De watertemperatuur stijgt waardoor de activiteit van alle leven in het water toeneemt. Dus ook het aantal parasieten op en in de vissen. De uit zijn winterrust komende vis is niet in optimale conditie en meer vatbaar voor de zich snel vermeerderende parasieten, met als gevolg ziekte en sterfte. Op dit moment moet men ingrijpen. Dit gebeurt eerst en vooral door een doeltreffende analyse van de waterkwaliteit. Hierbij worden o.a. zuurtegraad, waterhardheid, nitraat, nitriet, enz
gemeten. Ook de vijverhuishouding wordt met de eigenaar besproken (waterverversing, beplanting, filtersysteem, voeding,...).
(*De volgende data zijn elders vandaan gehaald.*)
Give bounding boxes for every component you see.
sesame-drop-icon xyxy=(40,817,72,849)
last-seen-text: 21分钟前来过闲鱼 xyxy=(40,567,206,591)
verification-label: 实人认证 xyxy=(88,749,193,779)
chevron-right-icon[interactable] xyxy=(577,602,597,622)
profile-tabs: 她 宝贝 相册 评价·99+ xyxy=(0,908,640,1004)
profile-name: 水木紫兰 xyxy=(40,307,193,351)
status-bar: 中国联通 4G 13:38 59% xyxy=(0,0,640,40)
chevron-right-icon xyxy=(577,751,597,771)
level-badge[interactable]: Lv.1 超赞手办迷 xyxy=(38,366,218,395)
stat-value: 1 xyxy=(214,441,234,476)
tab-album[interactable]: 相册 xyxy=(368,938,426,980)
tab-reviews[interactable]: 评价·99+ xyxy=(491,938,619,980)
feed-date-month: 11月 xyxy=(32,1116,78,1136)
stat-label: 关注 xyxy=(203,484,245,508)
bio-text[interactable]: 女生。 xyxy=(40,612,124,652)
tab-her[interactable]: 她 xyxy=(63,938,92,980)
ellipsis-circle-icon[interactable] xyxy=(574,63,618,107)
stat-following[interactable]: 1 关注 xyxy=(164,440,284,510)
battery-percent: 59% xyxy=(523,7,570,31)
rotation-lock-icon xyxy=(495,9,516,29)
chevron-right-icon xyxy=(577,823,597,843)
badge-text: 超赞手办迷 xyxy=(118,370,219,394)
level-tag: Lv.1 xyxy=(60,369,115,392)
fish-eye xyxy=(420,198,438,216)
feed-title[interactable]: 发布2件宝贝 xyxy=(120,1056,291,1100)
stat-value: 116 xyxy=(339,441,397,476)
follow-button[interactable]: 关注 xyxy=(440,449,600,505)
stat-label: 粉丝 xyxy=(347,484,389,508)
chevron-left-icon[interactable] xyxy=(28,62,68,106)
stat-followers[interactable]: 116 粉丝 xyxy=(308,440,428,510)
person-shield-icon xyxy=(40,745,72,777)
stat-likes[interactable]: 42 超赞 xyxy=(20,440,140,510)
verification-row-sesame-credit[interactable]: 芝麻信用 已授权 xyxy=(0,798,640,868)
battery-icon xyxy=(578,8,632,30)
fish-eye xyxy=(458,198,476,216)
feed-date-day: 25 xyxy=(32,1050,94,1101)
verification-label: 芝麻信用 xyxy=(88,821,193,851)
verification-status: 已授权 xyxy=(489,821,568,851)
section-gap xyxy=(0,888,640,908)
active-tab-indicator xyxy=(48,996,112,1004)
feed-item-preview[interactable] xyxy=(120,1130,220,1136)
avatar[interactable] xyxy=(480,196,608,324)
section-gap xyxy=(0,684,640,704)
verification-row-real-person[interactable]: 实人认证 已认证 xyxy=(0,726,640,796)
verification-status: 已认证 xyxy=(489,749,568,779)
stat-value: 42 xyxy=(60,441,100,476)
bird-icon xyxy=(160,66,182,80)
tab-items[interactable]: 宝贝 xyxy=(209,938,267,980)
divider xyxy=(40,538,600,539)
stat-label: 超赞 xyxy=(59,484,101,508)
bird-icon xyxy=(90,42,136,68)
Daarna wordt overgegaan tot een klinisch onderzoek van de levende vis. Dode vissen zijn meestal lang verlaten door parasieten. Om grote vissen niet te kwetsen is een algemene verdoving vereist:
|
|
Het verdoven van de vis gebeurt best individueel. |
Het ontwaken gaat vrij snel. |
De verdoofde vis kan men dan voorzichtig uit het water nemen om afkrabsels voor microscopisch onderzoek te bekomen. Hierbij dragen we latex handschoenen om de gevoelige slijmhuid die de vis beschermt niet te kwetsen.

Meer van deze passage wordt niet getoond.